Home Instead Senior Care is keen to deliver community workshops to local businesses, groups and organisations and is encouraging people to get in touch to book a free session.

Last month, as part of the campaign, Home Instead also sponsored lunches for a week at the Cargill Club in Lanark’s Memorial Hall.

Set up in 1968 to provide recreational, educational and social facilities, it now caters for 120 members aged 50 and over every week.

Open from 9am to 3.30pm, Monday to Friday, it was an ideal venue for the stay nourished campaign.

Alan said: “It’s nice to be able to give something back to the community in which I was born and bred.

“The Cargill Club does a tremendous job every week of the year.

“So we were more than happy to pay for its weekly food bill and give a bit back to the older community.

“It also gave us a chance to deliver the stay nourished campaign message, ensuring that its members know how important it is to stay nourished, particularly in the winter months.”

Next year, Alan is also hoping to tie in with the community trust at the town’s Castlebank Park to host events.

He said: “The park is a fantastic facility, offering a range of opportunities for the elderly – be it gardening or just enjoying a nice walk in the fresh air.

“We’d like to organise some events with the trust, be that a dementia cafe, drop-in sessions or a music club.

“It’s still in the early planning stages but we’re hoping to build links with the trust to host events next spring or summer.”

In the meantime, Alan is keen to hear from any local businesses who would like to host a stay nourished community workshop.

He added: “The aim of the campaign is to help educate the local community about the importance of nutrition, how to spot malnutrition and dispel misconceptions around diet and appetite for the older generation.

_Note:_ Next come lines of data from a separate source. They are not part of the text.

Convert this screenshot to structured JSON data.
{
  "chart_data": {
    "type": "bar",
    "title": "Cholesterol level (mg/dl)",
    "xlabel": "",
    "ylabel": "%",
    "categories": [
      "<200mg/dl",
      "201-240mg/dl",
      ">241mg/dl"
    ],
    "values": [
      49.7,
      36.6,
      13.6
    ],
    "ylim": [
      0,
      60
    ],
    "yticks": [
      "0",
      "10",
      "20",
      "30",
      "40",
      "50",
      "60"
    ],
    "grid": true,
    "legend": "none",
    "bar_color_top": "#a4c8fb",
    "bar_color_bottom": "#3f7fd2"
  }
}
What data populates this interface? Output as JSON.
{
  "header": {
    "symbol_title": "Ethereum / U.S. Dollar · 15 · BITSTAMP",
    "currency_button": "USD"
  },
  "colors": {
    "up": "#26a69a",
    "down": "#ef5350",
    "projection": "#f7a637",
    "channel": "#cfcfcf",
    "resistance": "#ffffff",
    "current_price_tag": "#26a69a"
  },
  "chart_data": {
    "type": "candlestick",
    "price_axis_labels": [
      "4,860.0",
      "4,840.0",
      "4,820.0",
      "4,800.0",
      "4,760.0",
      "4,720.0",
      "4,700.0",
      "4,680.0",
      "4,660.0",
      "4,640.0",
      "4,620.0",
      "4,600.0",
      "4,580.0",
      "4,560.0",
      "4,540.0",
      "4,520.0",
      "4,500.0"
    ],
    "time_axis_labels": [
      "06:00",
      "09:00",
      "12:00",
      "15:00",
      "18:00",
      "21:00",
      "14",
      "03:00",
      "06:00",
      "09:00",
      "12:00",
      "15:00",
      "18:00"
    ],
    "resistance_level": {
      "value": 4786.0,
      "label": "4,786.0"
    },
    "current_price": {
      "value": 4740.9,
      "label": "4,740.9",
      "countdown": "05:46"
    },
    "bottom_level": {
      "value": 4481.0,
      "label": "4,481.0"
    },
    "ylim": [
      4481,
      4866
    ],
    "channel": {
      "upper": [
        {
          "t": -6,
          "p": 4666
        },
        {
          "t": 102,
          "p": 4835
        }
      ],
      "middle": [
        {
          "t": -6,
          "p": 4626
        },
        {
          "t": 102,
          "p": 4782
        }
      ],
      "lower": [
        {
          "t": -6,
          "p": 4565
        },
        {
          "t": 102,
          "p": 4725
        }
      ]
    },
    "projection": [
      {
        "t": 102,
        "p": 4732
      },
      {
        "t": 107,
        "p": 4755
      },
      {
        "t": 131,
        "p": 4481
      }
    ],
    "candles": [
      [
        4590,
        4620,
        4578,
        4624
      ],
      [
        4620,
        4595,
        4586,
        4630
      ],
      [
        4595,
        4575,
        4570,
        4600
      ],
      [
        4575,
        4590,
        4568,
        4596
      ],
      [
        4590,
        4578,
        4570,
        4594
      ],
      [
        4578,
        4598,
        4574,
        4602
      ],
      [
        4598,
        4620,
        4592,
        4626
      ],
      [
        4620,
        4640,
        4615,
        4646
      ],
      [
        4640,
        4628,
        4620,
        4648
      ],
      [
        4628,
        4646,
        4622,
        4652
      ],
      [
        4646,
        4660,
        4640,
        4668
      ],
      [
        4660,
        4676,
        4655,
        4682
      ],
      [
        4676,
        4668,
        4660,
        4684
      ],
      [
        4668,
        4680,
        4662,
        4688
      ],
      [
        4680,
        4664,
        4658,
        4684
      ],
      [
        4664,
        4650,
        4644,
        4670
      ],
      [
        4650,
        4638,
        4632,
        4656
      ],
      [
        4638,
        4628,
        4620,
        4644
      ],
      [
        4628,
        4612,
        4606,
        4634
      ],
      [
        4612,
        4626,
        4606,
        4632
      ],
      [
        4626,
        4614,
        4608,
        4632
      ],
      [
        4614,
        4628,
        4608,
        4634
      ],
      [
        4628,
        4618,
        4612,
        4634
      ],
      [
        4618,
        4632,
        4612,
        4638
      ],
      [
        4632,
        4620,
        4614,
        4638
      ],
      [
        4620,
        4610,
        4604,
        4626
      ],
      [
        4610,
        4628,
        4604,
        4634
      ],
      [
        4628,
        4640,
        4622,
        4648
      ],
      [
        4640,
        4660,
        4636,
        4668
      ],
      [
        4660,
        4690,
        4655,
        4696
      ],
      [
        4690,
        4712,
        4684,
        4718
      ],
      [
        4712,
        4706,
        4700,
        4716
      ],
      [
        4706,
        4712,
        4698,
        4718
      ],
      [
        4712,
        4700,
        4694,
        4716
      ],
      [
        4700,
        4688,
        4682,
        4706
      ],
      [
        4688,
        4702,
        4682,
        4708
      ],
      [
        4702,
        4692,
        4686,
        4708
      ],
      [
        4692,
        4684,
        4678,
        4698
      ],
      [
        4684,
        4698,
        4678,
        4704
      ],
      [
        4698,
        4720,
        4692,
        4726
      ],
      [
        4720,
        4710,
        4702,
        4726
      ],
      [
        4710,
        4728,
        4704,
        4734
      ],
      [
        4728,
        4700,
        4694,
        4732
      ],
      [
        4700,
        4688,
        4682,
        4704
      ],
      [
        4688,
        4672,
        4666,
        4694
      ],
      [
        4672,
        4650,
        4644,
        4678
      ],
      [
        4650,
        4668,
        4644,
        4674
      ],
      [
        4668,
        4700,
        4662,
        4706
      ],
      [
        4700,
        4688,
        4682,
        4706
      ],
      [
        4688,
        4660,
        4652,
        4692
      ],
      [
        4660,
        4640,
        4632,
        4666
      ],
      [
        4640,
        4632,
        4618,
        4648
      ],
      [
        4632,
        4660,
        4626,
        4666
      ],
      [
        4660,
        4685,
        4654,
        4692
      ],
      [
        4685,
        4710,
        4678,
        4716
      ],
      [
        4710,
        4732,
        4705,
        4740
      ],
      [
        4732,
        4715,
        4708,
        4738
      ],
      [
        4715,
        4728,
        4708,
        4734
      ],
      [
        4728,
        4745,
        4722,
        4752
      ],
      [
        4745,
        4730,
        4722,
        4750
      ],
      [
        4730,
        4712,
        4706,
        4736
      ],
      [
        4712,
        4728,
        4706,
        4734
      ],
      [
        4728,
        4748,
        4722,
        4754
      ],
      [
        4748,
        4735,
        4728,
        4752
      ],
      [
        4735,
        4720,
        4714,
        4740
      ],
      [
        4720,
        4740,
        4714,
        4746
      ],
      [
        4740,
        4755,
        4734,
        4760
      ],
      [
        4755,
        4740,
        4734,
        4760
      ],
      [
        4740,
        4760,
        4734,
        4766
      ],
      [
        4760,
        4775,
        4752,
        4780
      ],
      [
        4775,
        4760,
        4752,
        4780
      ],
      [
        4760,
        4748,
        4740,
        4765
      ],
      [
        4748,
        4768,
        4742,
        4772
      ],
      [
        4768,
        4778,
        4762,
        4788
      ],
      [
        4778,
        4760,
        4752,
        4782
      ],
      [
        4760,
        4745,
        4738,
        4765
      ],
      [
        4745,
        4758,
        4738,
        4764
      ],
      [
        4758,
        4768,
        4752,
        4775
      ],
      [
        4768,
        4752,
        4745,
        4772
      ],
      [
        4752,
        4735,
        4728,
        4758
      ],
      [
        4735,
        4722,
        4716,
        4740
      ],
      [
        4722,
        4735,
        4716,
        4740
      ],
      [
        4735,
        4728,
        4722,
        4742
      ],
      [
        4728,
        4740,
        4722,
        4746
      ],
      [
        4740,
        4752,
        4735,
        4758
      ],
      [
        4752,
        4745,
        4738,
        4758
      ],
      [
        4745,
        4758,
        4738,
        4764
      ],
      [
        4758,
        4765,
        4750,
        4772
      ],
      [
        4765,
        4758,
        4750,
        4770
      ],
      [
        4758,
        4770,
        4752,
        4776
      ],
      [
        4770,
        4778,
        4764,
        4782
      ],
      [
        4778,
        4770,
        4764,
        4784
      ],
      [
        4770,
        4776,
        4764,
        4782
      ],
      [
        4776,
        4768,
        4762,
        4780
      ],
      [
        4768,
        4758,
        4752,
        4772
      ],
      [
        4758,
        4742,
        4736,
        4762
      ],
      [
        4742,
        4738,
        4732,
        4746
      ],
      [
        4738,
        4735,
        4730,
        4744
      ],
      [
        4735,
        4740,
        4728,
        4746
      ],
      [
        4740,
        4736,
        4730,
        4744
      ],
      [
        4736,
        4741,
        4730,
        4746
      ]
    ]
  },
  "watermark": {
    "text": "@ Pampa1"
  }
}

“This knowledge will hopefully give families the confidence to talk openly to their elderly relatives about food and nutrition.

“Home Instead clients have already been given advice and nutrition guides to help them eat healthily and avoid illness through poor nutrition this winter.

“But we now want to share this knowledge with a wider audience and reach as many older people as possible.”

When Alan’s wife died, he had three young children to look after so he wanted to work from home in Lanark.

As his own mum suffered from dementia, he knew how much of a struggle it was to find suitable care.

So he founded Home Instead Senior Care in 2016 and it now has 50 clients across South Lanarkshire.